Google hreflang webmaster tools screenshotThe first optio,n even though it creates clear comparability of your content offering, however creates an SEO dilemma: some search engines will then classify your different language sites as duplicates. According to a recent article in “Website Boosting”, one way to counteract this, is to use the hreflang attribute as suggested by Google. That way, your (for example) product.com, product.es and product.co.jp websites will no longer be treated as three duplicate sites competing with each other in search ranking, but one in different locales (working as landing pages) depending on who accesses it. Search engines will be informed about connected content and users can be pointed to a specific site depending on their browser’s language settings. In that example, they also advise country top level domains as they signal a language preference to the customer. It is recommended however, to take such steps carefully and consult with experts on how to ensure that  your website is out of risk with all common search engines.

The hreflang attribute (examples below) signal different locale versions of similar content URLs to the search engine, and are recommended also (aside from full 1:1 translations of your content) in case there are minimal differences between internationalized content pages, or if you have a case where your site is partially localized and you want to smooth out the experience for the user as much as possible. Using the attribute becomes especially relevant if you have multiple sites in the same language, but in different markets (serving .co.uk, .com.au and .au for example), or if you’re working with Google’s canonical attribute in combination with hreflang.
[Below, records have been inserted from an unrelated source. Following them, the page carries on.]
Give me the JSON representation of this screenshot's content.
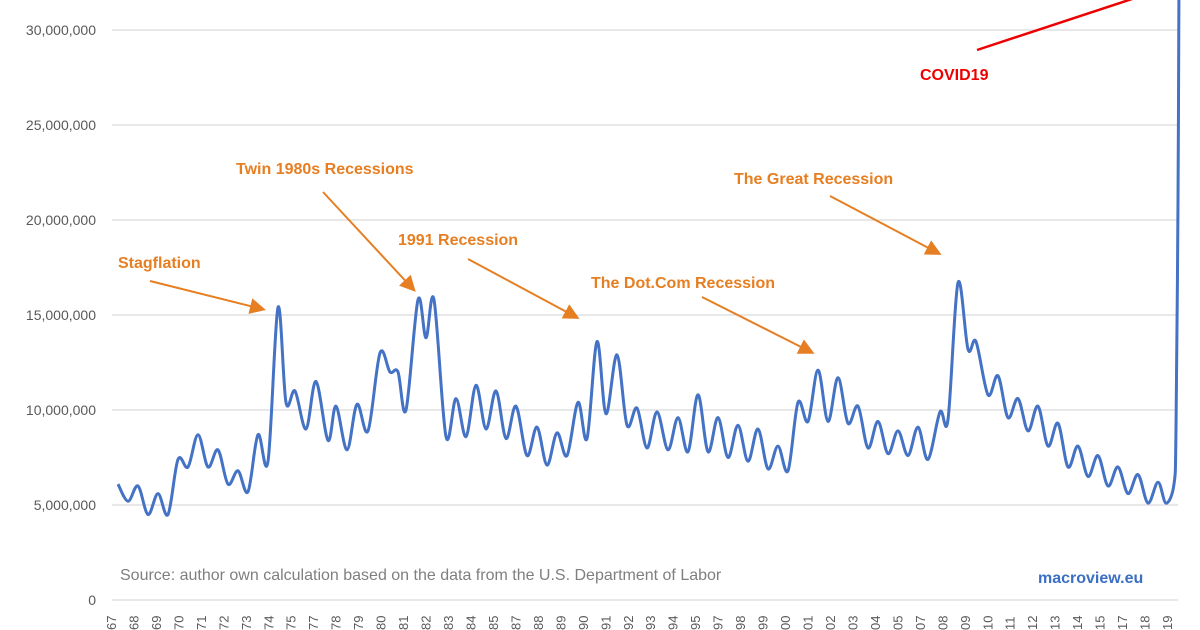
{
  "chart_data": {
    "type": "line",
    "title": "",
    "xlabel": "",
    "ylabel": "",
    "ylim": [
      0,
      32000000
    ],
    "yticks": [
      "0",
      "5,000,000",
      "10,000,000",
      "15,000,000",
      "20,000,000",
      "25,000,000",
      "30,000,000"
    ],
    "xtick_labels": [
      "67",
      "68",
      "69",
      "70",
      "71",
      "72",
      "73",
      "74",
      "75",
      "77",
      "78",
      "79",
      "80",
      "81",
      "82",
      "83",
      "84",
      "85",
      "87",
      "88",
      "89",
      "90",
      "91",
      "92",
      "93",
      "94",
      "95",
      "97",
      "98",
      "99",
      "00",
      "01",
      "02",
      "03",
      "04",
      "05",
      "07",
      "08",
      "09",
      "10",
      "11",
      "12",
      "13",
      "14",
      "15",
      "17",
      "18",
      "19"
    ],
    "grid": "horizontal",
    "series": [
      {
        "color": "#4472c4",
        "x": [
          1967.0,
          1967.5,
          1968.0,
          1968.5,
          1969.0,
          1969.5,
          1970.0,
          1970.5,
          1971.0,
          1971.5,
          1972.0,
          1972.5,
          1973.0,
          1973.5,
          1974.0,
          1974.5,
          1975.0,
          1975.4,
          1975.85,
          1976.4,
          1976.9,
          1977.5,
          1977.9,
          1978.45,
          1978.95,
          1979.5,
          1980.1,
          1980.6,
          1981.0,
          1981.4,
          1982.0,
          1982.4,
          1982.8,
          1983.4,
          1983.9,
          1984.4,
          1984.9,
          1985.4,
          1985.9,
          1986.4,
          1986.9,
          1987.45,
          1987.95,
          1988.45,
          1988.95,
          1989.45,
          1990.0,
          1990.45,
          1990.95,
          1991.4,
          1991.95,
          1992.45,
          1992.95,
          1993.45,
          1993.95,
          1994.5,
          1995.0,
          1995.5,
          1996.0,
          1996.5,
          1997.0,
          1997.5,
          1998.0,
          1998.5,
          1999.0,
          1999.5,
          2000.0,
          2000.5,
          2001.0,
          2001.5,
          2002.0,
          2002.5,
          2003.0,
          2003.5,
          2004.0,
          2004.5,
          2005.0,
          2005.5,
          2006.0,
          2006.5,
          2007.0,
          2007.5,
          2008.1,
          2008.5,
          2009.0,
          2009.5,
          2009.9,
          2010.5,
          2011.0,
          2011.5,
          2012.0,
          2012.5,
          2013.0,
          2013.5,
          2014.0,
          2014.5,
          2015.0,
          2015.5,
          2016.0,
          2016.5,
          2017.0,
          2017.5,
          2018.0,
          2018.5,
          2019.0,
          2019.4,
          2019.8,
          2019.9,
          2020.0,
          2020.05
        ],
        "y": [
          6100000,
          5200000,
          6000000,
          4500000,
          5600000,
          4500000,
          7400000,
          7000000,
          8700000,
          7000000,
          7900000,
          6100000,
          6800000,
          5700000,
          8700000,
          7300000,
          15400000,
          10400000,
          11000000,
          9000000,
          11500000,
          8400000,
          10200000,
          7900000,
          10300000,
          8900000,
          13000000,
          12000000,
          12000000,
          10000000,
          15800000,
          13800000,
          15800000,
          8600000,
          10600000,
          8600000,
          11300000,
          9000000,
          11000000,
          8500000,
          10200000,
          7600000,
          9100000,
          7100000,
          8800000,
          7600000,
          10400000,
          8500000,
          13600000,
          9800000,
          12900000,
          9200000,
          10100000,
          8000000,
          9900000,
          7900000,
          9600000,
          7800000,
          10800000,
          7800000,
          9600000,
          7500000,
          9200000,
          7300000,
          9000000,
          6900000,
          8100000,
          6800000,
          10400000,
          9400000,
          12100000,
          9400000,
          11700000,
          9300000,
          10200000,
          8000000,
          9400000,
          7700000,
          8900000,
          7600000,
          9100000,
          7400000,
          9900000,
          9500000,
          16700000,
          13200000,
          13600000,
          10800000,
          11800000,
          9600000,
          10600000,
          8900000,
          10200000,
          8100000,
          9300000,
          7000000,
          8100000,
          6500000,
          7600000,
          6000000,
          7000000,
          5600000,
          6600000,
          5100000,
          6200000,
          5100000,
          6100000,
          9000000,
          21000000,
          33000000
        ]
      }
    ],
    "annotations": [
      {
        "text": "Stagflation",
        "color": "#e67e22"
      },
      {
        "text": "Twin 1980s Recessions",
        "color": "#e67e22"
      },
      {
        "text": "1991 Recession",
        "color": "#e67e22"
      },
      {
        "text": "The Dot.Com Recession",
        "color": "#e67e22"
      },
      {
        "text": "The Great Recession",
        "color": "#e67e22"
      },
      {
        "text": "COVID19",
        "color": "#ee0000"
      }
    ],
    "source": "Source: author own calculation based on the data from the U.S. Department of Labor",
    "brand": "macroview.eu"
  }
}
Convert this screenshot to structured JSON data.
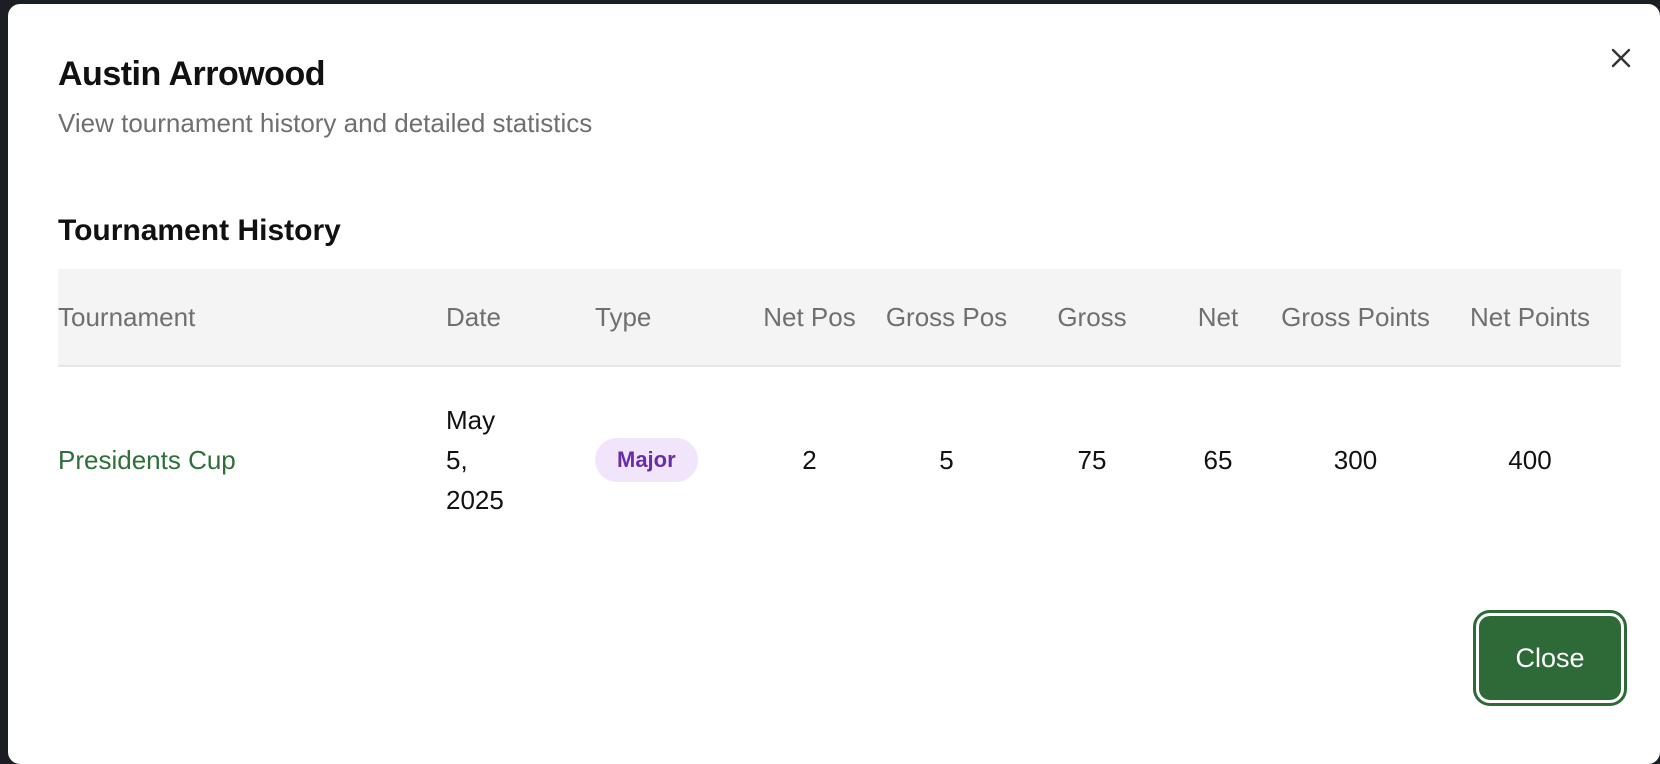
{
  "dialog": {
    "title": "Austin Arrowood",
    "subtitle": "View tournament history and detailed statistics",
    "close_icon": "close-icon",
    "close_button_label": "Close"
  },
  "history": {
    "section_title": "Tournament History",
    "headers": {
      "tournament": "Tournament",
      "date": "Date",
      "type": "Type",
      "net_pos": "Net Pos",
      "gross_pos": "Gross Pos",
      "gross": "Gross",
      "net": "Net",
      "gross_points": "Gross Points",
      "net_points": "Net Points"
    },
    "rows": [
      {
        "tournament": "Presidents Cup",
        "date": "May 5, 2025",
        "type": "Major",
        "net_pos": "2",
        "gross_pos": "5",
        "gross": "75",
        "net": "65",
        "gross_points": "300",
        "net_points": "400"
      }
    ]
  },
  "colors": {
    "accent_green": "#2d6a37",
    "link_green": "#2e6f3a",
    "badge_bg": "#f0e5fb",
    "badge_text": "#6b2ea6"
  }
}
Here’s an example of applying the hrefllang attribute to signal two versions of your website for the Canadian market, one in French and one in English:

<link rel=”alternate” hreflang=”en-ca” href=”http://en.yoursite.ca” /><link rel=”alternate” hreflang=”fr-ca” href=”http://fr.yoursite.ca” />

When it comes to multilingual content, many shy away from going the extra mile in providing your customers with an authentic native language interaction. We argue that you should definitely prefer approaching customers in their language over assuming they speak enough English to use your product. In order to get there, a quick analysis of your product development process will reveal whether the localization segment of the product cycle can be smoothed out from a technical, financial or managerial angle. Usually, rolling out in more languages is less of a headache than it has to be. Watching out for technical set-ups of your website or app can save some additional trouble on the way to going global.